Inoltre, contestualmente, alla vista di una Volante del  Commissariato, è sfuggito all’alt, effettuando manovre pericolose, percorrendo a velocità sostenuta, ed anche contromano, alcune vie di Lamezia Terme, creando pericolo per l’incolumità degli automobilisti e costringendo la Volante ad un inseguimento, nel corso del quale, per evitare la collisione, è stata costretta ad uscire dalla sede stradale, andando ad impattare con altra autovettura ferma.

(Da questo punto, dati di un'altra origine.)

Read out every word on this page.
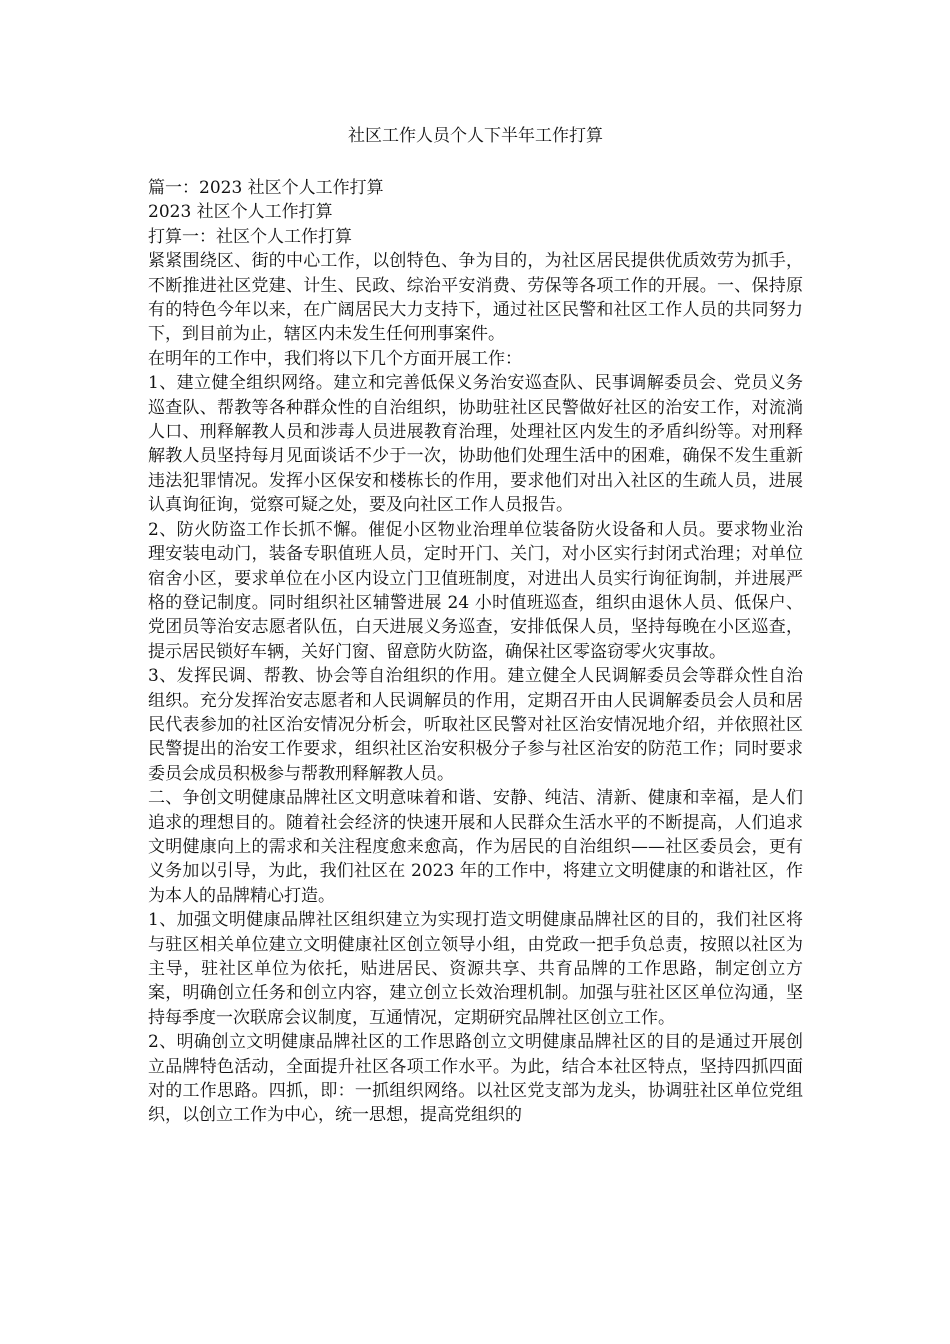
社区工作人员个人下半年工作打算
篇一：2023 社区个人工作打算
2023 社区个人工作打算
打算一：社区个人工作打算
紧紧围绕区、街的中心工作，以创特色、争为目的，为社区居民提供优质效劳为抓手，不断推进社区党建、计生、民政、综治平安消费、劳保等各项工作的开展。一、保持原有的特色今年以来，在广阔居民大力支持下，通过社区民警和社区工作人员的共同努力下，到目前为止，辖区内未发生任何刑事案件。
在明年的工作中，我们将以下几个方面开展工作：
1、建立健全组织网络。建立和完善低保义务治安巡查队、民事调解委员会、党员义务巡查队、帮教等各种群众性的自治组织，协助驻社区民警做好社区的治安工作，对流淌人口、刑释解教人员和涉毒人员进展教育治理，处理社区内发生的矛盾纠纷等。对刑释解教人员坚持每月见面谈话不少于一次，协助他们处理生活中的困难，确保不发生重新违法犯罪情况。发挥小区保安和楼栋长的作用，要求他们对出入社区的生疏人员，进展认真询征询，觉察可疑之处，要及向社区工作人员报告。
2、防火防盗工作长抓不懈。催促小区物业治理单位装备防火设备和人员。要求物业治理安装电动门，装备专职值班人员，定时开门、关门，对小区实行封闭式治理；对单位宿舍小区，要求单位在小区内设立门卫值班制度，对进出人员实行询征询制，并进展严格的登记制度。同时组织社区辅警进展 24 小时值班巡查，组织由退休人员、低保户、党团员等治安志愿者队伍，白天进展义务巡查，安排低保人员，坚持每晚在小区巡查，提示居民锁好车辆，关好门窗、留意防火防盗，确保社区零盗窃零火灾事故。
3、发挥民调、帮教、协会等自治组织的作用。建立健全人民调解委员会等群众性自治组织。充分发挥治安志愿者和人民调解员的作用，定期召开由人民调解委员会人员和居民代表参加的社区治安情况分析会，听取社区民警对社区治安情况地介绍，并依照社区民警提出的治安工作要求，组织社区治安积极分子参与社区治安的防范工作；同时要求委员会成员积极参与帮教刑释解教人员。
二、争创文明健康品牌社区文明意味着和谐、安静、纯洁、清新、健康和幸福，是人们追求的理想目的。随着社会经济的快速开展和人民群众生活水平的不断提高，人们追求文明健康向上的需求和关注程度愈来愈高，作为居民的自治组织——社区委员会，更有义务加以引导，为此，我们社区在 2023 年的工作中，将建立文明健康的和谐社区，作为本人的品牌精心打造。
1、加强文明健康品牌社区组织建立为实现打造文明健康品牌社区的目的，我们社区将与驻区相关单位建立文明健康社区创立领导小组，由党政一把手负总责，按照以社区为主导，驻社区单位为依托，贴进居民、资源共享、共育品牌的工作思路，制定创立方案，明确创立任务和创立内容，建立创立长效治理机制。加强与驻社区区单位沟通，坚持每季度一次联席会议制度，互通情况，定期研究品牌社区创立工作。
2、明确创立文明健康品牌社区的工作思路创立文明健康品牌社区的目的是通过开展创立品牌特色活动，全面提升社区各项工作水平。为此，结合本社区特点，坚持四抓四面对的工作思路。四抓，即：一抓组织网络。以社区党支部为龙头，协调驻社区单位党组织，以创立工作为中心，统一思想，提高党组织的
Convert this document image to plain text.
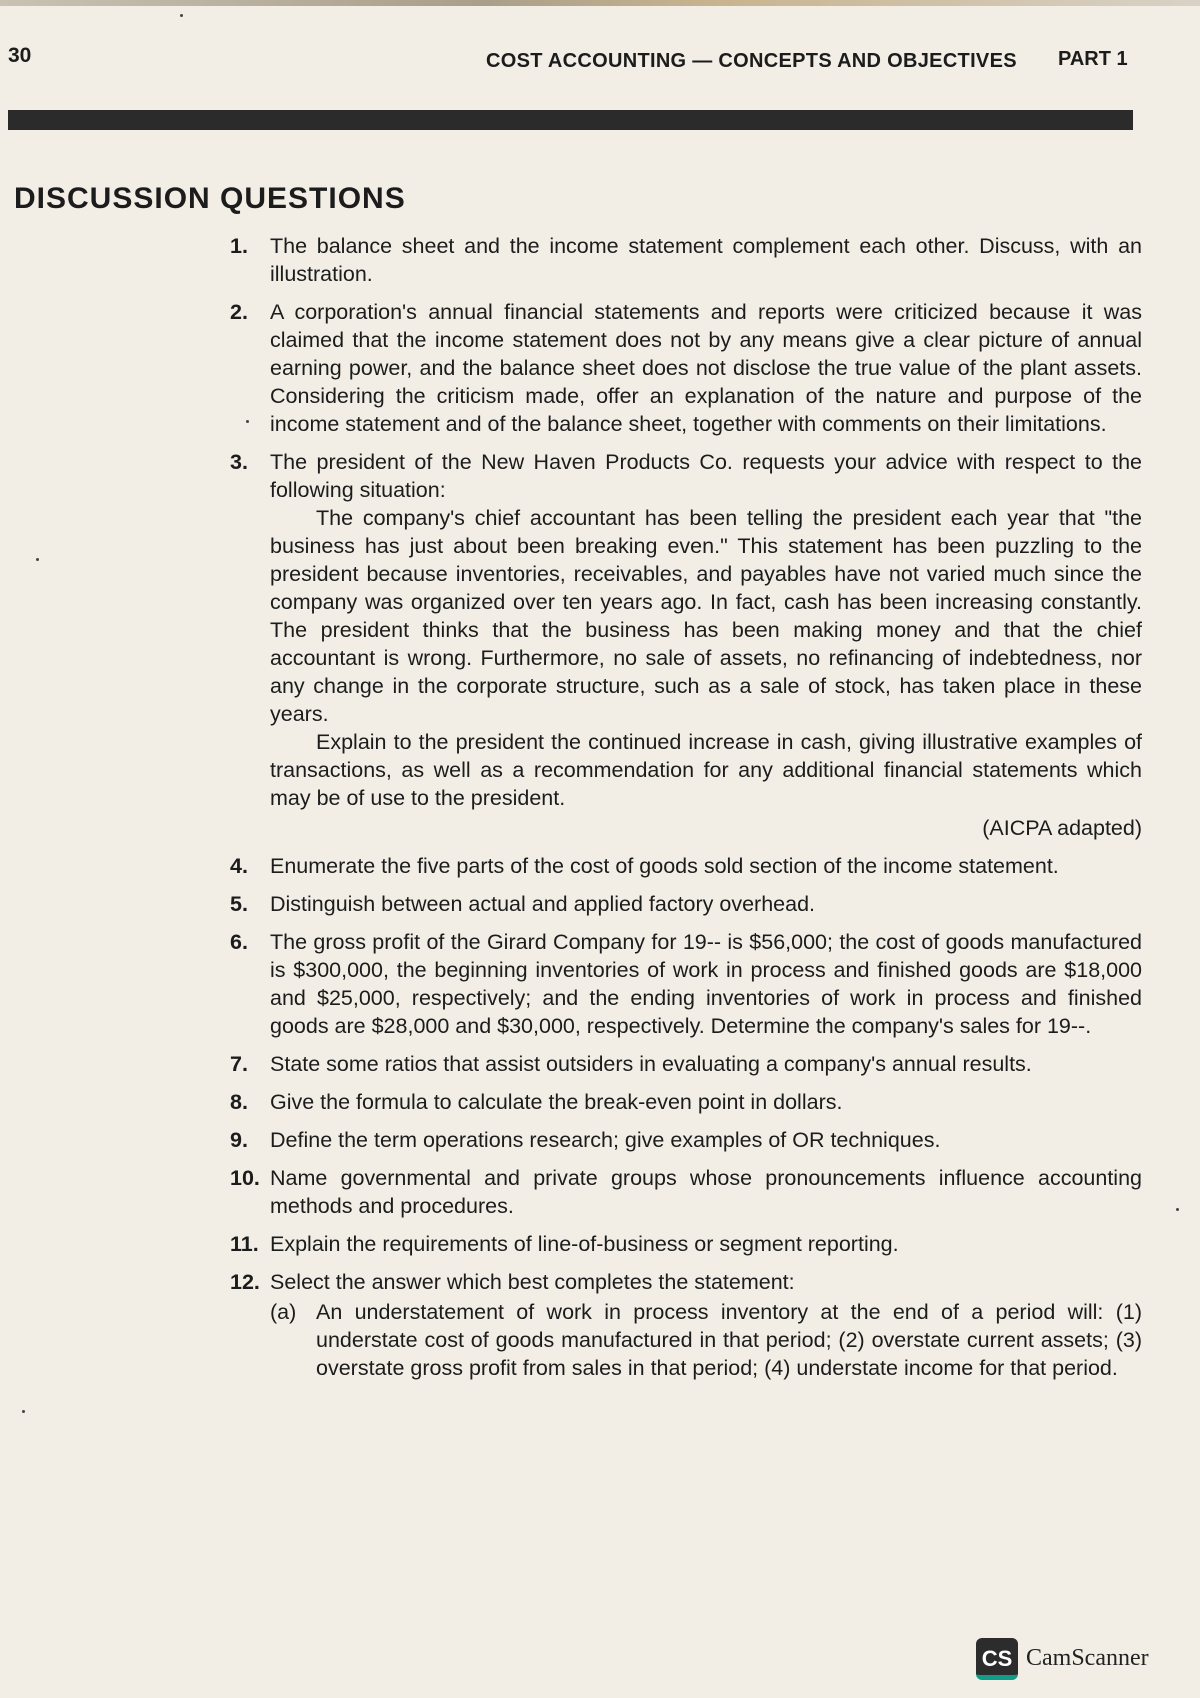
30	COST ACCOUNTING — CONCEPTS AND OBJECTIVES PART 1
DISCUSSION QUESTIONS
1. The balance sheet and the income statement complement each other. Discuss, with an illustration.

2. A corporation's annual financial statements and reports were criticized because it was claimed that the income statement does not by any means give a clear picture of annual earning power, and the balance sheet does not disclose the true value of the plant assets. Considering the criticism made, offer an explanation of the nature and purpose of the income statement and of the balance sheet, together with comments on their limitations.

3. The president of the New Haven Products Co. requests your advice with respect to the following situation:

The company's chief accountant has been telling the president each year that "the business has just about been breaking even." This statement has been puzzling to the president because inventories, receivables, and payables have not varied much since the company was organized over ten years ago. In fact, cash has been increasing constantly. The president thinks that the business has been making money and that the chief accountant is wrong. Furthermore, no sale of assets, no refinancing of indebtedness, nor any change in the corporate structure, such as a sale of stock, has taken place in these years.

Explain to the president the continued increase in cash, giving illustrative examples of transactions, as well as a recommendation for any additional financial statements which may be of use to the president.

(AICPA adapted)

4. Enumerate the five parts of the cost of goods sold section of the income statement.

5. Distinguish between actual and applied factory overhead.

6. The gross profit of the Girard Company for 19-- is $56,000; the cost of goods manufactured is $300,000, the beginning inventories of work in process and finished goods are $18,000 and $25,000, respectively; and the ending inventories of work in process and finished goods are $28,000 and $30,000, respectively. Determine the company's sales for 19--.

7. State some ratios that assist outsiders in evaluating a company's annual results.

8. Give the formula to calculate the break-even point in dollars.

9. Define the term operations research; give examples of OR techniques.

10. Name governmental and private groups whose pronouncements influence accounting methods and procedures.

11. Explain the requirements of line-of-business or segment reporting.

12. Select the answer which best completes the statement:

(a) An understatement of work in process inventory at the end of a period will: (1) understate cost of goods manufactured in that period; (2) overstate current assets; (3) overstate gross profit from sales in that period; (4) understate income for that period.

CS CamScanner
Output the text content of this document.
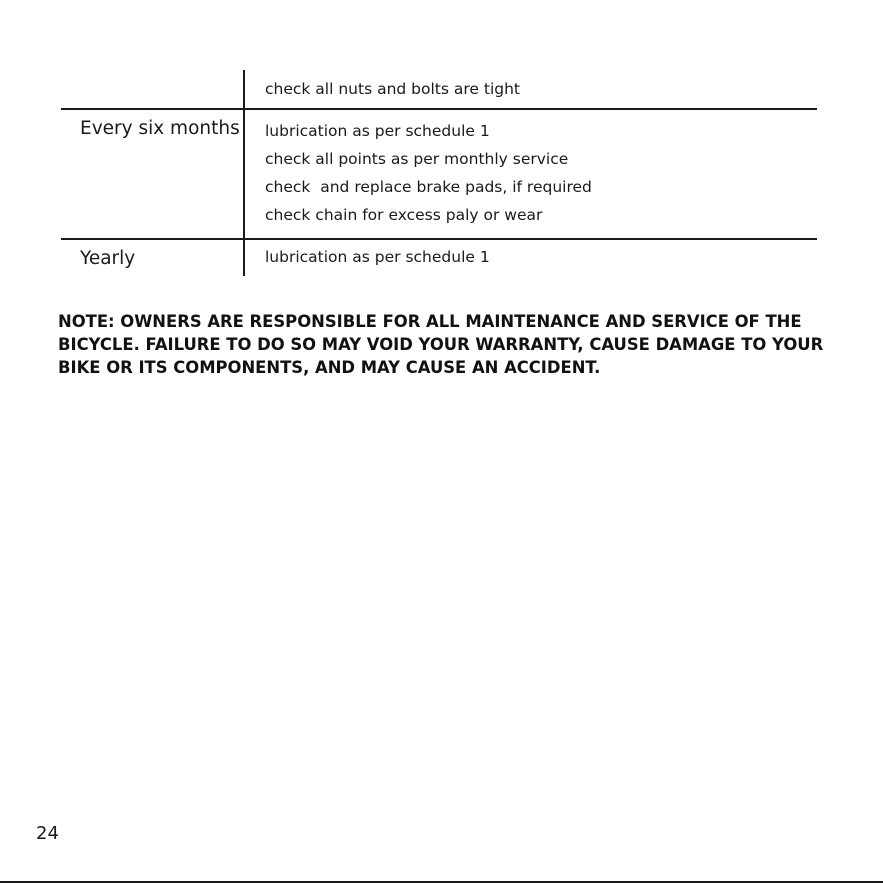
check all nuts and bolts are tight
Every six months	lubrication as per schedule 1
check all points as per monthly service
check  and replace brake pads, if required
check chain for excess paly or wear
Yearly	lubrication as per schedule 1

NOTE: OWNERS ARE RESPONSIBLE FOR ALL MAINTENANCE AND SERVICE OF THE BICYCLE. FAILURE TO DO SO MAY VOID YOUR WARRANTY, CAUSE DAMAGE TO YOUR BIKE OR ITS COMPONENTS, AND MAY CAUSE AN ACCIDENT.

24
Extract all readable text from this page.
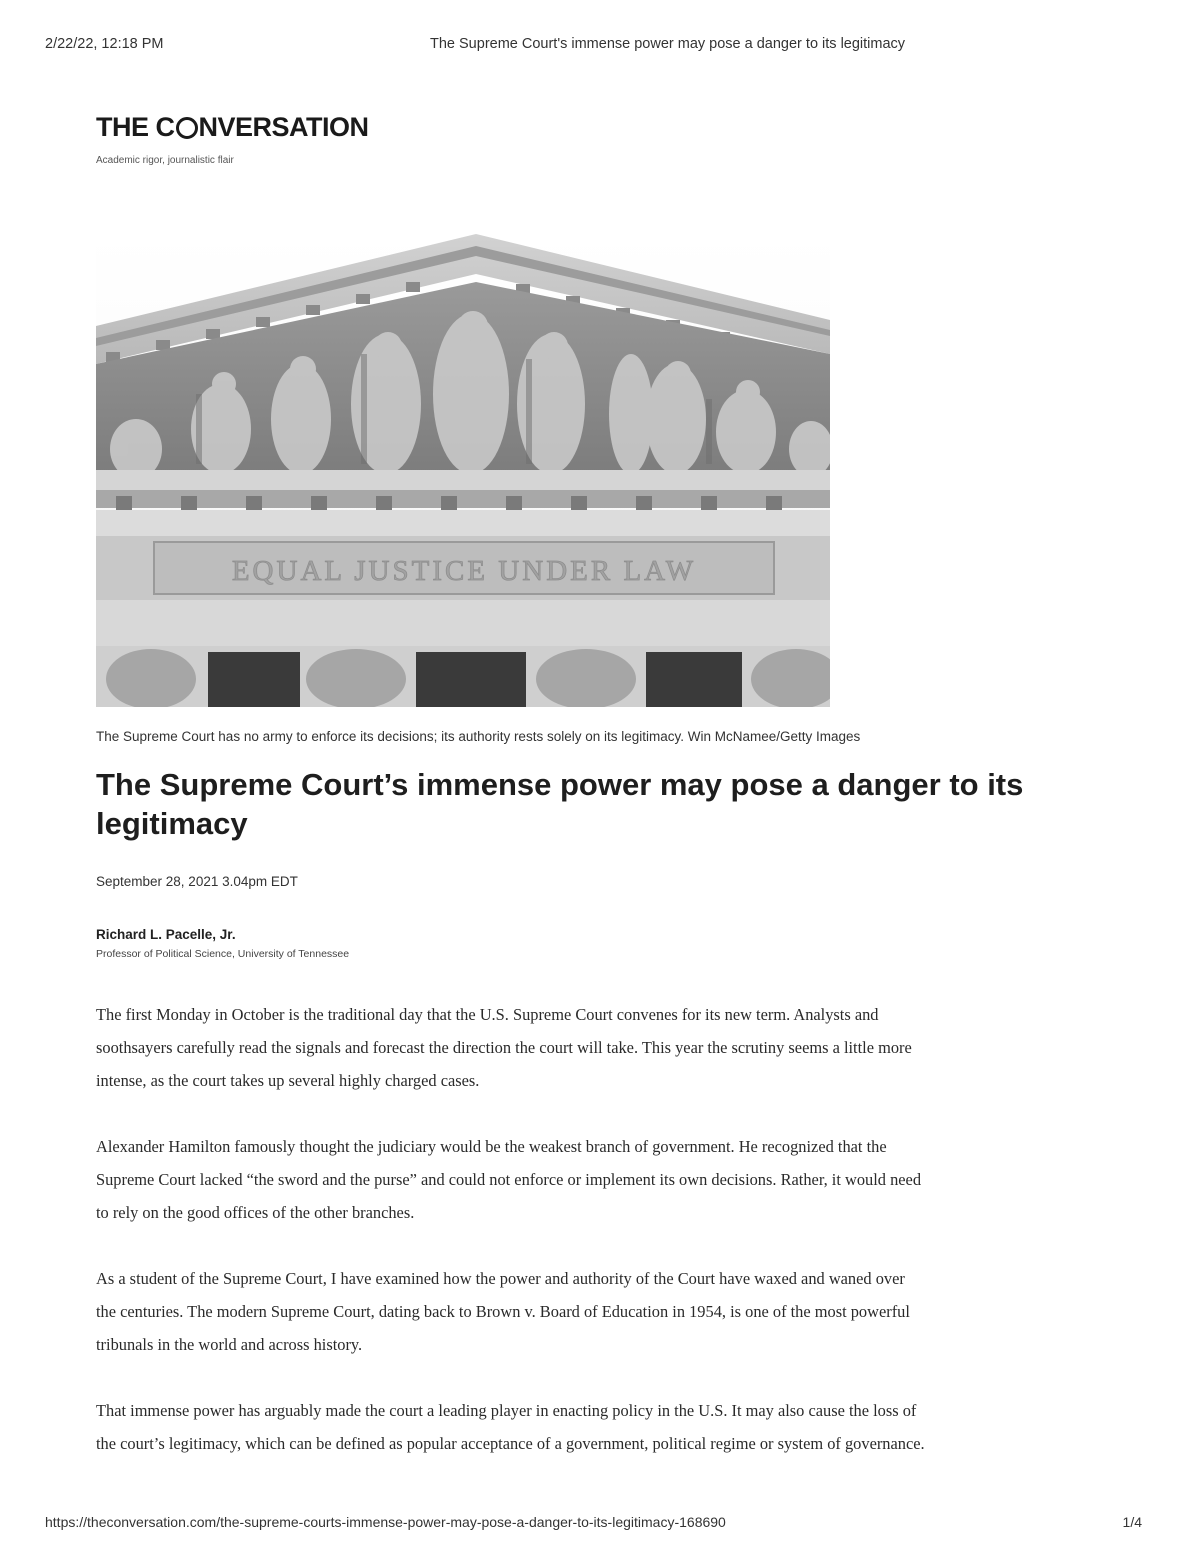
2/22/22, 12:18 PM	The Supreme Court's immense power may pose a danger to its legitimacy
THE C NVERSATION
Academic rigor, journalistic flair
EQUAL JUSTICE UNDER LAW
The Supreme Court has no army to enforce its decisions; its authority rests solely on its legitimacy. Win McNamee/Getty Images
The Supreme Court’s immense power may pose a danger to its legitimacy
September 28, 2021 3.04pm EDT
Richard L. Pacelle, Jr.
Professor of Political Science, University of Tennessee

The first Monday in October is the traditional day that the U.S. Supreme Court convenes for its new term. Analysts and soothsayers carefully read the signals and forecast the direction the court will take. This year the scrutiny seems a little more intense, as the court takes up several highly charged cases.

Alexander Hamilton famously thought the judiciary would be the weakest branch of government. He recognized that the Supreme Court lacked “the sword and the purse” and could not enforce or implement its own decisions. Rather, it would need to rely on the good offices of the other branches.

As a student of the Supreme Court, I have examined how the power and authority of the Court have waxed and waned over the centuries. The modern Supreme Court, dating back to Brown v. Board of Education in 1954, is one of the most powerful tribunals in the world and across history.

That immense power has arguably made the court a leading player in enacting policy in the U.S. It may also cause the loss of the court’s legitimacy, which can be defined as popular acceptance of a government, political regime or system of governance.

https://theconversation.com/the-supreme-courts-immense-power-may-pose-a-danger-to-its-legitimacy-168690	1/4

In tale circostanza l’equipaggio della Volante è rimasto ferito e l’autovettura di servizio danneggiata.

 

Le indagini, svolte dall’ Ufficio Anticrimine con la collaborazione della vittima, hanno permesso al Sostituto Procuratore della Repubblica di Lamezia Terme, d.ssa Emanuela Costa, di richiedere la custodia cautelare in carcere,  accolta in data 20/4/2019 dal  Gip presso il Tribunale di Lamezia Terme, d.ssa E. Sonni.

 

Gli Agenti dell’Ufficio Anticrimine, infatti, hanno accertato che l’uomo, ex sorvegliato speciale di Polizia di Stato con precedenti per maltrattamenti in famiglia, lesioni personali, violazione della legge sugli stupefacenti, aveva posto in essere una serie di atti vessatori, violenti ed intimidatori, nei confronti della convivente, colpendola al viso, strattonandola, causandole lesioni personali, recandosi più volte presso l’abitazione della stessa, suonando ripetutamente alla porta e, al rifiuto di farlo entrare,  prendendo la porta a calci e pugni, inviando alla donna numerosissimi messaggi via whatsapp.

 

L’uomo, pertanto, sabato 20 aprile è stato tratto in arresto e condotto alla Casa Circondariale di Catanzaro.